Sekretaris Himpunan Pengusaha Nahdliyin (HPN) Pemekasan menyatakan, dalam satu pekan dirinya memproduksi 10 sampai 15 batik. Jumlah tersebut tergantung dari stok dan pesanan. Saat pesanan banyak, ia memproduksi 25 sampai 50 batik. Harganya pun normal, mulai dari harga Rp 70 ribu hingga Rp 300 ribuan, bahkan ada yang mencapai jutaan rupiah.

 

“Untuk batik KaDe yang kami kelola, bisa memproduksi motif batik sendiri sebagai pembeda dengan motif lainnya. Yakni motif Le-Jeleh (jaring) dan Pamelingan,” ungkap Pimbina Sekolah Model Surabaya ini kepada NU Online, Selasa (10/10/2023).

 

Untuk mengembangkan usaha ini, lanjutnya, ia melibatkan kerabat dan tetangga untuk memproduksi batik. Baginya, sebuah usaha tak akan berkembang bilamana tidak melibatkan keluarga dan tetangga. Terkadang dirinya membeli produk famili, tetangga dan perajin lainnya untuk dipasarkan.

 

“Sebenarnya saya tidak memiliki bekal membatik. Berhubung ada di lingkungan istri yang notabenenya perajin batik, akhirnya saya tertular ilmunya.
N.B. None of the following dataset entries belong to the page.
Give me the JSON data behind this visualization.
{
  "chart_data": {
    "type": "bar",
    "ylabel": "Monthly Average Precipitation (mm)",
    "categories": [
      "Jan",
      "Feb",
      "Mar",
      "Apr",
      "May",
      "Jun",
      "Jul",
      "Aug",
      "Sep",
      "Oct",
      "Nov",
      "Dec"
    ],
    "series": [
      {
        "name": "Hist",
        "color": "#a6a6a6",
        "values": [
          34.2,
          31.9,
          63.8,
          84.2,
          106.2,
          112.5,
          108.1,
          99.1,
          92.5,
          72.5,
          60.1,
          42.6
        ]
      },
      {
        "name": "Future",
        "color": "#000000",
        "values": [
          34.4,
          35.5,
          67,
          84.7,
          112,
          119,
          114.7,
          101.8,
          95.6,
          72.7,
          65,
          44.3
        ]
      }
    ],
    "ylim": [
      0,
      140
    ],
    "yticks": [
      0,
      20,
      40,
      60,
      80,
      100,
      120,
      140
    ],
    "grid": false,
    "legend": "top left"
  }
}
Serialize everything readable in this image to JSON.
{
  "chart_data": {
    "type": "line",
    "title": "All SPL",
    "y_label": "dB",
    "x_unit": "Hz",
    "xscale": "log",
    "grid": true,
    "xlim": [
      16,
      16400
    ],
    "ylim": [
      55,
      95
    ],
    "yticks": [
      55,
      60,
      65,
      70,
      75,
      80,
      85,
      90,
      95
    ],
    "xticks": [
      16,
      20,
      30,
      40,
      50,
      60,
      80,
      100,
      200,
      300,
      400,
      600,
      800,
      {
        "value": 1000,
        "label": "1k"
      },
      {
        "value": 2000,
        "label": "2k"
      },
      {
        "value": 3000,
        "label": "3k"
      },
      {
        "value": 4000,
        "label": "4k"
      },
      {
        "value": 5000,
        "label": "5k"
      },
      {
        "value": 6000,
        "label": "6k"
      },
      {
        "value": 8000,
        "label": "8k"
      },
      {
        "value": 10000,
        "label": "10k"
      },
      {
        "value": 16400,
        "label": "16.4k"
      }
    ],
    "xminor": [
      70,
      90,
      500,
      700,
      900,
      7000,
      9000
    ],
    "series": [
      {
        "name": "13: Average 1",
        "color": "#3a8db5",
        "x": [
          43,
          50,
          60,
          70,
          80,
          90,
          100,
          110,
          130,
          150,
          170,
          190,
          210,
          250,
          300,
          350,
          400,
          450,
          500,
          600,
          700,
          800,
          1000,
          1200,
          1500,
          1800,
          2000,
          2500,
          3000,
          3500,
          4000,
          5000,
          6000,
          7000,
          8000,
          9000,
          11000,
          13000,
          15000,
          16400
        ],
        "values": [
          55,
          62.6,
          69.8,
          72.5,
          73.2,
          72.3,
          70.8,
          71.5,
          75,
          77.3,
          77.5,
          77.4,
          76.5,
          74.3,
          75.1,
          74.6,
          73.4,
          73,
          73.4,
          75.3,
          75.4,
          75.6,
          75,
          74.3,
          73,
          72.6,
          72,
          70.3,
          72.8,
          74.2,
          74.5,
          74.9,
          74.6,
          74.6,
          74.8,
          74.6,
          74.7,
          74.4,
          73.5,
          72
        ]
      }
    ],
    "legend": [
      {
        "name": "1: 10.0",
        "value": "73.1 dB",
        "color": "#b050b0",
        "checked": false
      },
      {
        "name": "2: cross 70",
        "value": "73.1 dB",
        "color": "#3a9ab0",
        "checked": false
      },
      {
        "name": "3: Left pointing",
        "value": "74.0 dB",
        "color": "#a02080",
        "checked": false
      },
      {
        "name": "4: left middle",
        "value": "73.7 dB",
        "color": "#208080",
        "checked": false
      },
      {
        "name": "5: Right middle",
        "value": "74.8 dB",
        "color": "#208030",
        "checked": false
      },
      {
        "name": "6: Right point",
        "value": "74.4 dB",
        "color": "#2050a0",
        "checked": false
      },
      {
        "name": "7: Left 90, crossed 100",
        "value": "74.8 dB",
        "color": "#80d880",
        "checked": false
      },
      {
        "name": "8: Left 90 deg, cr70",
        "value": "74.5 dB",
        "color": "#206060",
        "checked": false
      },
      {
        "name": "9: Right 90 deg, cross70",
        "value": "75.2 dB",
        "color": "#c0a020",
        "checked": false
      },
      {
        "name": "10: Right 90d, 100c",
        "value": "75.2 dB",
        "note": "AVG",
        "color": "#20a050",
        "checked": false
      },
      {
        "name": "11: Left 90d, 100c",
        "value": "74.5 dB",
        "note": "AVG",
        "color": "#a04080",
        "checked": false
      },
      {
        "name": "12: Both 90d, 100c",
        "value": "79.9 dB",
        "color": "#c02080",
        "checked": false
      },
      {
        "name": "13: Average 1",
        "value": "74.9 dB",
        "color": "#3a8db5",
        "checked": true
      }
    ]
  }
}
Sedangkan saya sendiri menularkan cara mempromosikan batik di pasar. Baik kerja sama dengan lembaga pendidikan, organisasi asosiasi batik, dan lainnya. Syukur Alhamdulillah, tempat kami sering dikunjungi mahasiswa dan pelajar untuk belajar membatik,” ungkapnya. 

 

Merintis Batik KaDe

Abd Samad menceritakan, awal mula merintis batik KaDe pada tahun 2020. Pandemi yang menggurita ke seluruh negara, mampu melumpuhkan perputaran perekonomian. Kendati dibatasi aturan, ia memberanikan diri membuka usaha batik.

 

Selain itu, ia memiliki keinginan besar agar batiknya tidak hanya dijual di pasar dan dipakai oleh ASN atau saat acara kondangan. Tapi dipakai oleh kaum milenial, seperti mahasiswa dan pelajar. Oleh karenanya ia mencoba membuat produk yang fashionable.

 

“Awalnya banyak yang nyinyir, karena kala itu masa pandemi. Namun saya tetap optimis, karena kami berkolaborasi dengan sekolah dan membuka agen. Berjalannya waktu, kami bertemu dengan orang Surabaya di cafe yang kala itu lapaknya dipusatkan di situ. Ternyata orang itu butuh batik untuk putrinya yang sedang mengikuti lomba putri cilik Indonesia 2020 di Bali,” curahnya.

 

Saat proses tawar menawar harga, lanjutnya, orang itu minta diskon. Menyikapi hal itu, kata Abd Samad, ia tidak menjualnya, melainkan memberikan 2 motif batik secara cuma-cuma. Namun dengan syarat, putrinya harus juara di perlombaan itu. 

 

Satu bulan kemudian, orang itu mengabarinya bahwa anaknya menang di kejuaraan putri cilik Indonesia. Ia menceritakan percakapannya di telepon bahwa orang pertama yang akan dikunjunginya adalah dirinya sendiri.

 

"Mendengar kabar baik itu, saya beranikan buka toko di Jalan Raya Ceguk Barat, Kecamatan Tlanakan, Pamekasan, tepatnya di area Terminal Ronggo Sukowati). Untuk menyambutnya, kami desain agar toko kami dilaunching oleh putri cilik Indonesia. Sejak itulah produk kami terkenal di media cetak dan online,” kenangnya.

 

Pembina Gerakan Ekonomi Kreatif Nasional (Gekrafis) Pamekasan ini menegaskan, kendati harga tembakau melonjak tinggi, harga batik tetap standar. Yang menjadi kendala saat ini adalah perajin dan pedagang batik merasa lesu karena produknya tidak laku. Sedangkan di akhir bulan lalu, bahan-bahan batik naik. 

 

“Saya membantah bahwa harga batik naik. Sampai saat ini masih standar. Bagiku, jika saya bisa membayar upah karyawan, memenuhi kebutuhan toko dan keluarga, itu sudah cukup untuk menstabilkan perputaraan ekonomi,” tandasnya.